MANILA, Philippines – British American Tobacco (BAT), maker of Lucky Strike cigarettes, is opposing several provisions on the proposed graphic health warning bill.
BAT Philippines general manager James Lafferty said that while he is supporting the bill, graphic health warnings should only occupy 50 percent of the cigarette pack and not the proposed 60 percent.
He said that with a 60:40 ratio, brand labels of cigarette manufacturers may not be easily identified by the public.
Lafferty also opposed the bill’s provision that gives manufacturers a three-month grace period to affix the oversized health warning images on cigarette packs.
“It takes time to implement this thing, you can’t say after 60 days of the law, every country must be cleaned. The date should begin in certain months after production,” he said.
“At least 12 months from the time implementing agency comes up with the pictures, not 12 months after the signing of the law,” he added.
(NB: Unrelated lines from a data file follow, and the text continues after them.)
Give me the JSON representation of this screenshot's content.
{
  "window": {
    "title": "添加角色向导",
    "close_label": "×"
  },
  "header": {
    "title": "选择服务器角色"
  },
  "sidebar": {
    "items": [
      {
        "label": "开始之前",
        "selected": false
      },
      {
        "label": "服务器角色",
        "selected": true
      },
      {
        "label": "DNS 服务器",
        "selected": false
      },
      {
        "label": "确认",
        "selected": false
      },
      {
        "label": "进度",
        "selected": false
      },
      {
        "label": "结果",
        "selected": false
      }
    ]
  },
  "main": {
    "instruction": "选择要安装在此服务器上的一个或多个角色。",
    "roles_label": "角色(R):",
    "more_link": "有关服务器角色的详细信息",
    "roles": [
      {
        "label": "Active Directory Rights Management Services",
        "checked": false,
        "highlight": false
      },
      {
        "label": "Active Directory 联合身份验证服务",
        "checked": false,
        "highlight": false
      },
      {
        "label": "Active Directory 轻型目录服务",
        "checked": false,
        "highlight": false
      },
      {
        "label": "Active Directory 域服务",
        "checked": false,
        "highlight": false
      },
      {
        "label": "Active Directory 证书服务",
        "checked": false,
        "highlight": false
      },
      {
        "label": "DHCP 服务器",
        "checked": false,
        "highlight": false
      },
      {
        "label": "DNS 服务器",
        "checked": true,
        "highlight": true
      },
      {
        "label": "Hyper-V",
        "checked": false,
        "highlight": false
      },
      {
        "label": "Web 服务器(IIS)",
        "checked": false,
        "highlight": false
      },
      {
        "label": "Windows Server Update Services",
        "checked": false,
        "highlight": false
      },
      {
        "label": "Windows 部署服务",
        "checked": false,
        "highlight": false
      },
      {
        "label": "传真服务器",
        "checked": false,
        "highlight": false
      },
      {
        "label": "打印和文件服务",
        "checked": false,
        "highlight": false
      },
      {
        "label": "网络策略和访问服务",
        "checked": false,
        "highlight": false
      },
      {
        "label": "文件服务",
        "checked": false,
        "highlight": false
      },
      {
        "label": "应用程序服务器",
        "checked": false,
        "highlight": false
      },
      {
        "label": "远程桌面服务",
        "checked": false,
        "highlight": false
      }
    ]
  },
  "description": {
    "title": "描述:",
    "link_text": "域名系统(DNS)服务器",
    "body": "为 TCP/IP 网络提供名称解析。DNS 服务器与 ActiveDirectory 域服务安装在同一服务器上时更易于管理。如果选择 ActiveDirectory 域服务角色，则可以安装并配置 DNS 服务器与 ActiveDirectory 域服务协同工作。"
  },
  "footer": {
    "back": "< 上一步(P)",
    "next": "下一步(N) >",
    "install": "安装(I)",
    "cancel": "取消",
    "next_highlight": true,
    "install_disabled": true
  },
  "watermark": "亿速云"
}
Apart from mandating a percentage size of images of tobacco-related ailments, the proposed Senate measure also seeks to mandate a specific pack size for cigarette products.
Only the packaging for longer cigarettes or “100s” will qualify, which means any size smaller than what was prescribed in the bill will be illegal.
However, the local tobacco market is mostly made up of regular-sized cigarette brands with fewer “100s” brands.
National Tobacco Administration administrator chief Edgardo Zaragoza earlier said the agency “will abide by provisions of any law that may be enacted relative to the administration and regulation of the tobacco industry related to health."
But Zaragoza noted that legislation or any program related to the tobacco industry will affect those “engaged in production, trading, processing and marketing of tobacco and tobacco products.”